September 20, 2019
Despite acknowledging the importance of new skills, 45 percent of managers don’t feel confident in their ability to develop the skills employees need today, according to a poll by Gartner. In addition to a lack of confidence, Gartner research also claims that managers lack time to coach their direct reports, with managers spending on average 9 percent of their time on developing their direct reports.The results of the survey have been published to coincide with the Gartner ReimagineHR conference involving more than 500 senior HR managers, which has been taking pace this week in London.
The issues around employee development are particularly problematic in a multigenerational work environment, suggests the study. Millennials report wanting feedback 50 percent more often than other employees; the Gartner survey claims that more than 70 percent of HR executives believe that managers should get more involved in coaching employees compared with three years ago.
A skills gap
“Today’s organisations are undergoing a digital transformation that directly impacts how they do business, and they are finding a significant skills gap within their workforces,” said Jaime Roca, senior vice president in the Gartner HR practice. “Our research found that 70 percent of employees have not mastered the skills they need for their jobs today, let alone the skills needed for their future roles.”
70 percent of employees have not mastered the skills they need for their jobs
Organisations that are most successful at developing their employees have focused on cultivating Connector managers, who are able to connect employees to the right people and resources at the right time. In fact, Connector managers boost employee performance by up to 26 percent and more than triple the likelihood that their employees will be high performers.
“Connector managers give targeted coaching and feedback in their areas of expertise, but they recognise that there are skills best taught by people other than themselves,” said Sari Wilde, managing vice president in the Gartner HR practice. “Connectors focus on assessing the skills, needs and interests of their employees and they surface the best opportunities for their employees to acquire experience, skills and capabilities — at the time they are needed.”
According to Gartner, connector managers achieve better performance from their direct reports by making three essential connections:
The employee connection involves all the individual interactions managers have with their employees, including providing direct feedback, coaching and sharing performance expectations. Connector managers anchor their time in active listening and asking questions that build trust and help them understand employee context.
Developing a deep and rich upfront relationship with employees helps managers accurately identify needs, interests and aspirations, and this upfront investment ensures that Connectors provide more targeted development at the right times and on the right skill needs.

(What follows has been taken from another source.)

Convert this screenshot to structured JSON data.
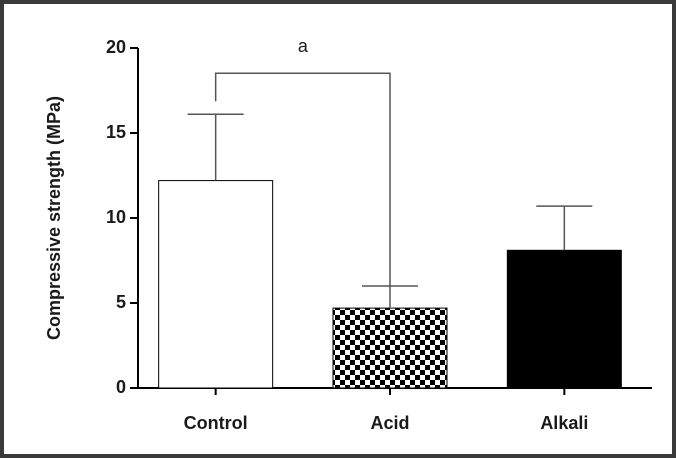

Gartner research claims that approximately one-quarter of employees already count on teammates as a primary source of feedback. However, while most employees are willing to share knowledge and discuss strengths with their peers, very few are willing and open to sharing their skill gaps.

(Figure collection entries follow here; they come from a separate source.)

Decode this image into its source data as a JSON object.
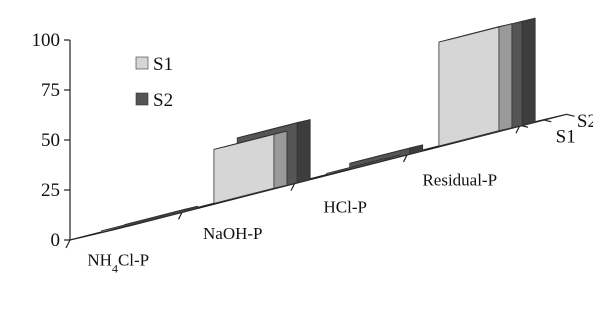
{
  "chart_data": {
    "type": "bar",
    "variant": "3d-clustered",
    "categories": [
      "NH4Cl-P",
      "NaOH-P",
      "HCl-P",
      "Residual-P"
    ],
    "series": [
      {
        "name": "S1",
        "values": [
          0.5,
          27,
          0.5,
          52
        ],
        "color": "#d6d6d6"
      },
      {
        "name": "S2",
        "values": [
          1,
          30,
          3,
          52
        ],
        "color": "#555555"
      }
    ],
    "yticks": [
      "0",
      "25",
      "50",
      "75",
      "100"
    ],
    "ylim": [
      0,
      100
    ],
    "depth_labels": [
      "S2",
      "S1"
    ],
    "legend": {
      "position": "top-left",
      "items": [
        "S1",
        "S2"
      ]
    },
    "grid": false
  }
}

Making the team connection relies more on a manager crafting an open environment for skill sharing to occur organically, not the manager’s ability to explicitly match employees for coaching. Connector managers start building this team ecosystem by leveraging the intelligence they gather during the employee connection. Their foundational understanding of what drives and motivates each employee allows them to tailor the broader team environment to match employees’ individual motivators — and create a productive and trusting space.
Connector managers help their employees build bridges across and outside of the enterprise to make the best — not just the most — connections. To do this, managers must give employees visibility into skills across the organisation and help them prepare to extract value from each exchange and reflect on lessons learned after the fact.

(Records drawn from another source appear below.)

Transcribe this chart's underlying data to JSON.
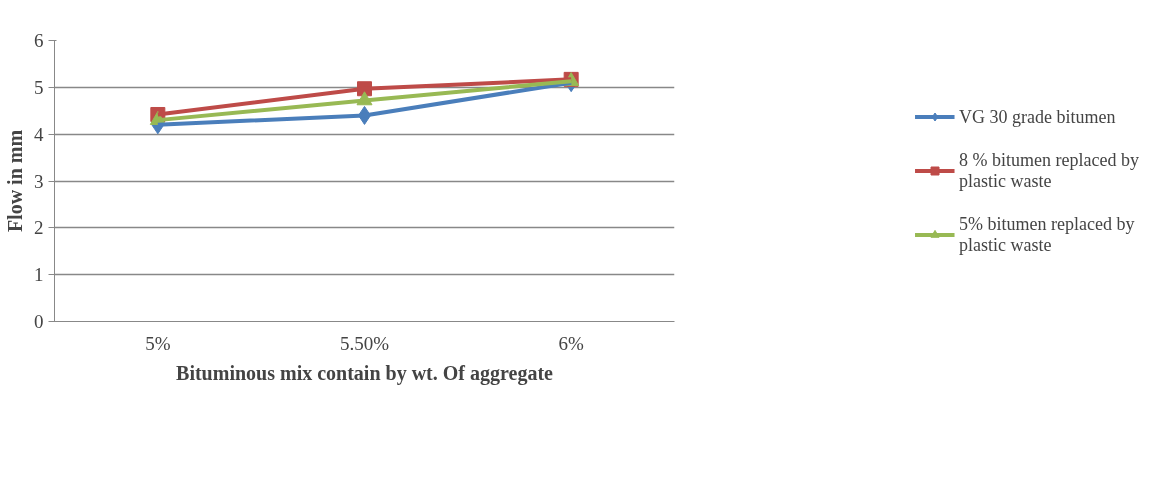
{
  "chart_data": {
    "type": "line",
    "xlabel": "Bituminous mix contain by wt. Of aggregate",
    "ylabel": "Flow in mm",
    "categories": [
      "5%",
      "5.50%",
      "6%"
    ],
    "series": [
      {
        "name": "VG 30 grade bitumen",
        "color": "#4a7ebb",
        "marker": "diamond",
        "values": [
          4.2,
          4.4,
          5.1
        ]
      },
      {
        "name": "8 % bitumen replaced by plastic waste",
        "color": "#be4b48",
        "marker": "square",
        "values": [
          4.42,
          4.97,
          5.17
        ]
      },
      {
        "name": "5% bitumen replaced by plastic waste",
        "color": "#98b954",
        "marker": "triangle",
        "values": [
          4.3,
          4.72,
          5.13
        ]
      }
    ],
    "ylim": [
      0,
      6
    ],
    "yticks": [
      0,
      1,
      2,
      3,
      4,
      5,
      6
    ],
    "grid": "y",
    "legend": "right",
    "line_style": "solid"
  }
}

While external connections are one good option for best-fit development, in many organisations, it is equally possible to find these sources internally. Ultimately, the organisation connection does not require a large internal or external network. Connectors are resourceful and become “mapmakers” for their employees, helping them determine how and where they can identify “best-fit” connections inside and outside the organisation.
“The role of the manager in coaching and developing people has rightfully become a high priority for organisations today as they navigate an environment of heightened change and complexity,” said Mr. Roca. “Regardless of industry, function or region, Connector managers can increase employee willingness to go above and beyond by up to 38 percent and can improve employee engagement by up to 40 percent.”